Fortunately, I decided to use my “spare” time rekindling my love of writing. I had always written to convey information, not as a release, and journaling had never interested me. When a university advertised a book incubator program to “write a book in a semester” with a target of 40K words, I signed up. Three months later, I had a 90K-word draft of my first novel, The Cicada Spring.
In How to Write an Autobiographical Novel, Alexander Chee writes, “I have a theory of the first novel now, that it is something that makes the writer, even as the writer makes the novel.” In writing fiction, I found that by putting my unresolved pain into my characters’ hands, I could gain perspective on it, resolve it—and release it. I could not ignore the pandemic’s universal impact on our lives and so I wove it into the journeys of my characters. My heroine, Katie, didn’t have the same experiences I did, but the emotions were still very real. She went through her own hell and found her way again, a coming-of-middle-age story arc.
I spent most of 2023 querying agents and receiving positive feedback, except for the request to remove the pandemic from the story line. In the end, keeping it real became the catalyst in my decision to independently publish the book in April 2024. I hired professional cover and interior designers through Reedsy and launched my own imprint, Make Waves Press, with the tagline Anchored in Strong Stories. The Cicada Spring has received a number of positive editorial reviews, including a Kirkus “Get It” recommendation, an Editor’s Pick from BookLife by Publishers Weekly, a five-star Reedsy Discovery review, and the short list for best cover in the Kindle Book Awards.
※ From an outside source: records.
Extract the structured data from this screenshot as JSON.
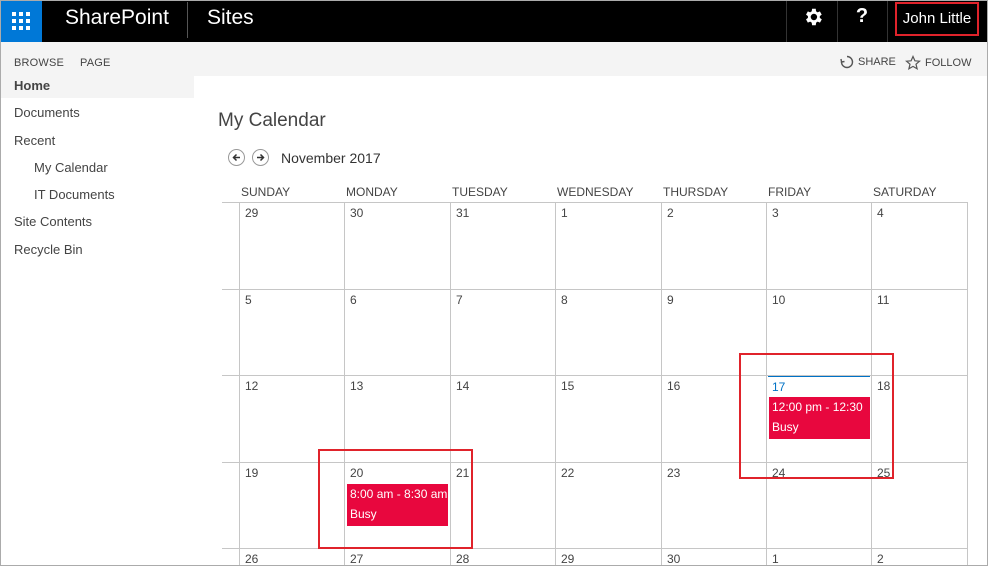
{
  "suitebar": {
    "brand": "SharePoint",
    "section": "Sites",
    "settings_icon": "gear-icon",
    "help_label": "?",
    "user_name": "John Little"
  },
  "ribbon": {
    "browse": "BROWSE",
    "page": "PAGE",
    "share": "SHARE",
    "follow": "FOLLOW"
  },
  "leftnav": {
    "home": "Home",
    "documents": "Documents",
    "recent": "Recent",
    "my_calendar": "My Calendar",
    "it_documents": "IT Documents",
    "site_contents": "Site Contents",
    "recycle_bin": "Recycle Bin"
  },
  "calendar": {
    "title": "My Calendar",
    "month": "November 2017",
    "weekdays": [
      "SUNDAY",
      "MONDAY",
      "TUESDAY",
      "WEDNESDAY",
      "THURSDAY",
      "FRIDAY",
      "SATURDAY"
    ],
    "weeks": [
      [
        "29",
        "30",
        "31",
        "1",
        "2",
        "3",
        "4"
      ],
      [
        "5",
        "6",
        "7",
        "8",
        "9",
        "10",
        "11"
      ],
      [
        "12",
        "13",
        "14",
        "15",
        "16",
        "17",
        "18"
      ],
      [
        "19",
        "20",
        "21",
        "22",
        "23",
        "24",
        "25"
      ],
      [
        "26",
        "27",
        "28",
        "29",
        "30",
        "1",
        "2"
      ]
    ],
    "today": "17",
    "events": [
      {
        "day": "17",
        "time": "12:00 pm - 12:30",
        "status": "Busy"
      },
      {
        "day": "20",
        "time": "8:00 am - 8:30 am",
        "status": "Busy"
      }
    ],
    "event_color": "#e8073e",
    "today_color": "#0072c6"
  },
  "colors": {
    "suitebar_bg": "#000000",
    "waffle_bg": "#0078d7",
    "highlight": "#e0232b"
  }
}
In Pilgrim at Tinker’s Creek, Annie Dillard describes how she learned to see the world with fresh eyes: “I had been my whole life a bell, and never knew it until at that moment I was lifted and struck.” As my bell rings, I write for all the women who have had the rugs pulled out from under them, who supported others until they lost their own identities, whose internal wells overflowed until they nearly drowned. Chee references Dillard’s bell differently: “Writing about the past was like submerging yourself in a diving bell: you took yourself down to the bottom of your own sea. You could get the bends.” What I thought were wasted years were wellsprings of insight, a midlife reframing.
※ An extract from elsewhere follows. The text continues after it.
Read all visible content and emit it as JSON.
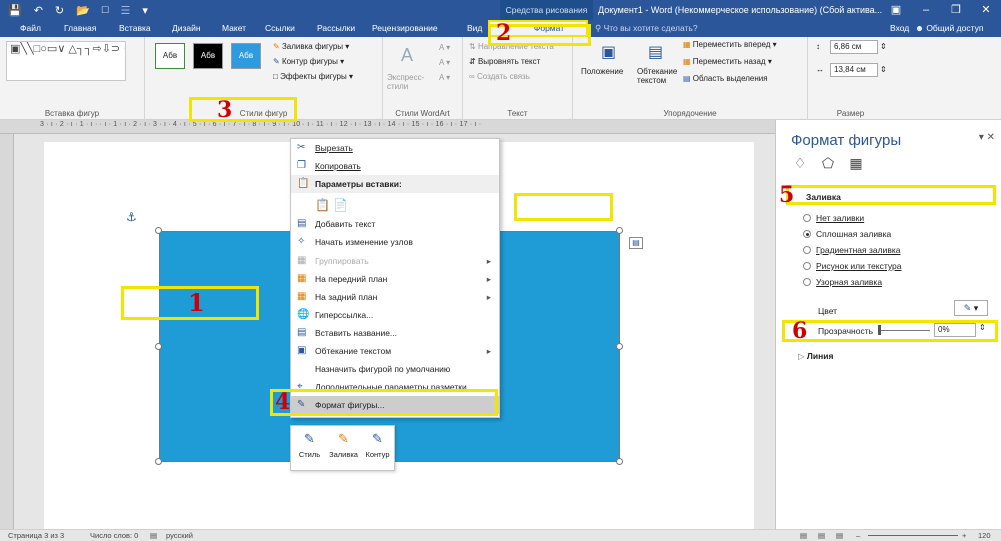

I write for all the women who are ready to rewrite their own stories and discover the strength that lies within. My Happily Ever After is when Katie realizes, “For the first time, the vow she made was to herself.” At the halftime of her life, she reflects on the sum of her choices and makes new ones that will lead her to a life well lived, and well loved. Katie’s story continues in a rom-com novella titled Santa Overboard, published in September 2024. In this standalone sequel, the pandemic is ending (finally!) and Katie and her friends have a lot more fun, but not without some lingering baggage. Keeping it real.
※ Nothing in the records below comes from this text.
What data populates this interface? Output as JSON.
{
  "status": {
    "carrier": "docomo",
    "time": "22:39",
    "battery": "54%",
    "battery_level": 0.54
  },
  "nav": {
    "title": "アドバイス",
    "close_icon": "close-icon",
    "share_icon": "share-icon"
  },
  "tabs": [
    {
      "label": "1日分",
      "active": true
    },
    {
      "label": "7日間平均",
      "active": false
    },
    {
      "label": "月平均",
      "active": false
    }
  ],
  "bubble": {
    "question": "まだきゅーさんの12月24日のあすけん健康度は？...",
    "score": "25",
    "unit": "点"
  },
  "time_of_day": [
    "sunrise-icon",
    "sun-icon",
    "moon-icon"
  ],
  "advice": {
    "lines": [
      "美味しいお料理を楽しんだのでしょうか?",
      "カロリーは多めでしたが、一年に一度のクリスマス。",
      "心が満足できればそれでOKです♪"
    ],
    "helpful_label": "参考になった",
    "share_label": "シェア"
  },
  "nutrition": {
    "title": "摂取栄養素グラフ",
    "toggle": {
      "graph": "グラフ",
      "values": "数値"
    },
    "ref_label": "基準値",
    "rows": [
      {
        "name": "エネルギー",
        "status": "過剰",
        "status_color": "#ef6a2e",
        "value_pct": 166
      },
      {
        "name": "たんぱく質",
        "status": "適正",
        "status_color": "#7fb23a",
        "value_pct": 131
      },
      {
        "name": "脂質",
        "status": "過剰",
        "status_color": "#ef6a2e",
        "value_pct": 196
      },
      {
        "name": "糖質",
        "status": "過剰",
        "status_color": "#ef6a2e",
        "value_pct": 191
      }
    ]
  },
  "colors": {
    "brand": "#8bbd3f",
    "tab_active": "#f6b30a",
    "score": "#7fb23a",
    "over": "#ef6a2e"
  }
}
I found my way through the darkness by writing. In the midst of recovering through my book babies, I stopped drinking, lost a hundred pounds, found love and remarried, became a first-time grandmother, and am halfway through an MFA in fiction writing at Lindenwood University. I live a life filled with creative moments and memories. This midlife metamorphosis has given me renewed energy, a purposeful livelihood, and a new set of dreams. You’re gonna need a battle cry to survive as a writer and so I leave you with mine. Go make waves!